The Leicester Centre for Creative Writing at DMU is hosting its new research seminar series over the next few months, which will present talks, papers, contextualised readings, craft insights and other creative capers.
The seminars are free and open to staff, students and the public. Each session runs from 4.30-5.30pm in Clephan 2.35 on the dates below, except the Inaugural Professorial Lecture in April. Snacks will be available from 4pm and any help in providing finger food is much appreciated.
The programme of events:
Monday 2 December: Nicola Valentine – Shallow and Deep. An account of the types of research that went into her crime novel Dead Flowers with some example readings. Set in Nottingham, Dead Flowers is published by Verve, and was shortlisted for the UAE/Little Brown Crime Writing Award. Nicola publishes gritty literary/crime fiction and thrillers with a supernatural edge as both Nicola Monoghan and Nicola Valentine. Her novels include The Killing Jar, Starfishing, The Okinawa Dragon, Possession and The Haunted.
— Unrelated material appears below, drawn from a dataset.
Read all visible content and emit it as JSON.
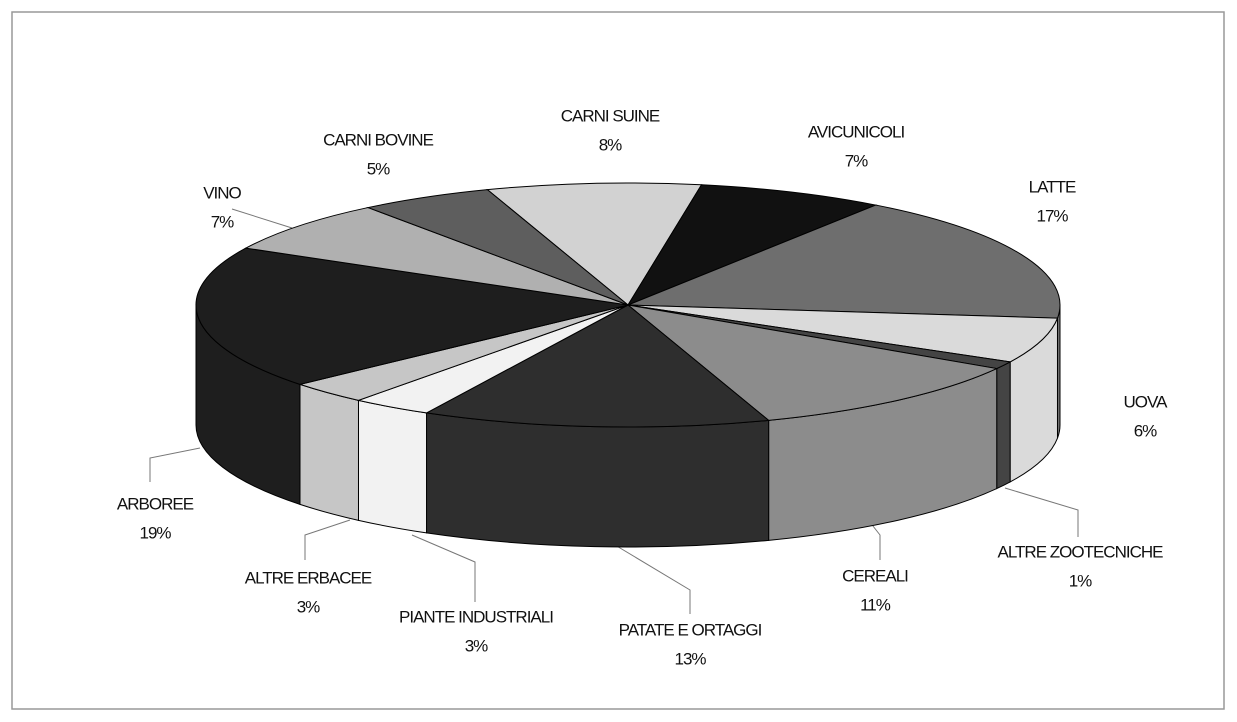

Monday 27 January: Siobhan Logan – A contextualised reading and discussion of Desert Moonfire: The Men Who Raced to Space.
Monday 17 February: Rod Duncan – Narrative Drive and Patterns of Change.
Monday 23 March: Anthony Joseph – Finding the Frequency of Magic; narrative simultaneity, metafiction and the democratisation of characters.
Tuesday 28 April: Simon Perril – On the Occasion, Traps, and How to Wrap Presents; an Inaugural Professorial Lecture, 6-7pm, venue to be confirmed.